NIST aims to work collaboratively with industry to help companies address the cybersecurity risks they face, testified Patrick Gallagher, NIST director. The president’s cybersecurity order directs NIST, in collaboration with U.S. companies, to lead the federal development of voluntary cybersecurity standards and best practices. He said such a framework will likely include industry-driven “standards, processes and methodologies” to help owners and operators of critical infrastructure to secure their systems. Much of NIST’s effort is about promoting “good cyberhygiene and putting it into practice robustly” and working on “adaptive” cybersecurity techniques, he said. Gallagher added that such cybersecurity standards will not be static and will be industry-driven and voluntarily adopted. “This will work best of all when good cybersecurity is good business. When that alignment happens that is when the magic happens,” he said. Gallagher said he’s hopeful the sequester will have a minimal impact on NIST’s industry coordination and development of cybersecurity guidelines but said he’s concerned it could impact the agency’s long-term ability to provide technical support.

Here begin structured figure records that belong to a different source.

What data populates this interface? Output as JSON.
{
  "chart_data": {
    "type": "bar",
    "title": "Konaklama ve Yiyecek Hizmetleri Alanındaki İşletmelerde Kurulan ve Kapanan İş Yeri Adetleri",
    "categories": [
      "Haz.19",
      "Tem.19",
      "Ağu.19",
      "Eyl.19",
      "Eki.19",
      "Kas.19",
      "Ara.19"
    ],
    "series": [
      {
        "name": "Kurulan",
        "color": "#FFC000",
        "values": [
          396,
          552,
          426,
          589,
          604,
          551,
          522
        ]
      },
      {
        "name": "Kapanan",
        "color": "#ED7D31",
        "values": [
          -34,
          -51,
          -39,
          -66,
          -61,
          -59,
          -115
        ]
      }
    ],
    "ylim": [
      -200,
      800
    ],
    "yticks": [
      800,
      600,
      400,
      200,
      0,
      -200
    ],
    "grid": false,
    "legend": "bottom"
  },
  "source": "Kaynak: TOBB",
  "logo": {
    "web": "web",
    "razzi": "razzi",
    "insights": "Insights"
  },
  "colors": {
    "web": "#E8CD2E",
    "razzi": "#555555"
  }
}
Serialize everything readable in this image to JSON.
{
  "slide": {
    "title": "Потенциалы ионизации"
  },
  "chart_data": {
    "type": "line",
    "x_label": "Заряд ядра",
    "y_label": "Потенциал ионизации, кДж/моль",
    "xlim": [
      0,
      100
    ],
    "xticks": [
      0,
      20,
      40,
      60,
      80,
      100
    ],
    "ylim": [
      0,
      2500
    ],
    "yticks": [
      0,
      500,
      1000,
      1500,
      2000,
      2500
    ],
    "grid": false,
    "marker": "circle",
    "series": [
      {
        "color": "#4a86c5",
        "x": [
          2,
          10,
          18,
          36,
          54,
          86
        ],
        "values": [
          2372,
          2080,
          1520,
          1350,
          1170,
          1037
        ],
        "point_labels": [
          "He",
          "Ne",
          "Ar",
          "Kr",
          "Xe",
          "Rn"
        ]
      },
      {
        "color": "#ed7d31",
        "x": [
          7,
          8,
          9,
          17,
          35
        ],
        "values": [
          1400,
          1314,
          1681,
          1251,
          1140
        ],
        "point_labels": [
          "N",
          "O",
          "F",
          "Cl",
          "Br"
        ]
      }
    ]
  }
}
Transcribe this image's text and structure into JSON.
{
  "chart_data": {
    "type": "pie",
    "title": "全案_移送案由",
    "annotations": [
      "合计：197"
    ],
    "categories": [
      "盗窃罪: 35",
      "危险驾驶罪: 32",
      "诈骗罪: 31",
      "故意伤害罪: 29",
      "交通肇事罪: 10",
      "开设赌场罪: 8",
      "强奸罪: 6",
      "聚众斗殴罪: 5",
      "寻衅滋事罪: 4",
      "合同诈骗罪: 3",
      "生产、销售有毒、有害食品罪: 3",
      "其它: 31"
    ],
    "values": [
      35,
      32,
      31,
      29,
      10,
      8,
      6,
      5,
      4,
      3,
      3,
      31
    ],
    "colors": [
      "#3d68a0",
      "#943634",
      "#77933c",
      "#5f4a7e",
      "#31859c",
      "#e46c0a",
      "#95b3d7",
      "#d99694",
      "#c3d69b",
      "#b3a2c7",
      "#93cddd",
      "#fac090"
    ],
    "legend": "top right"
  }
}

Government Accountability Office Director-Information Security Issues Greg Wilshusen testified that Congress should develop legislation that synthesizes the evolution of the government’s cybersecurity strategy, according to his written testimony. Wilshusen said legislation is needed to clarify the responsibilities of the agencies tasked with securing critical infrastructure and determine what oversight roles are needed to ensure the president’s cybersecurity order is implemented successfully.
Dow Chemical Company Executive Vice President David Kepler said that the most common cyberattacks his company faces are basic computer viruses. “What we are challenged with the most are from highly resourced institutions … some countries and some criminal organizations,” he said. “That is a big problem.” Kepler told lawmakers that cybersecurity risk management is more important than developing basic cybersecurity standards. “The problem we want to solve is defining risk management.”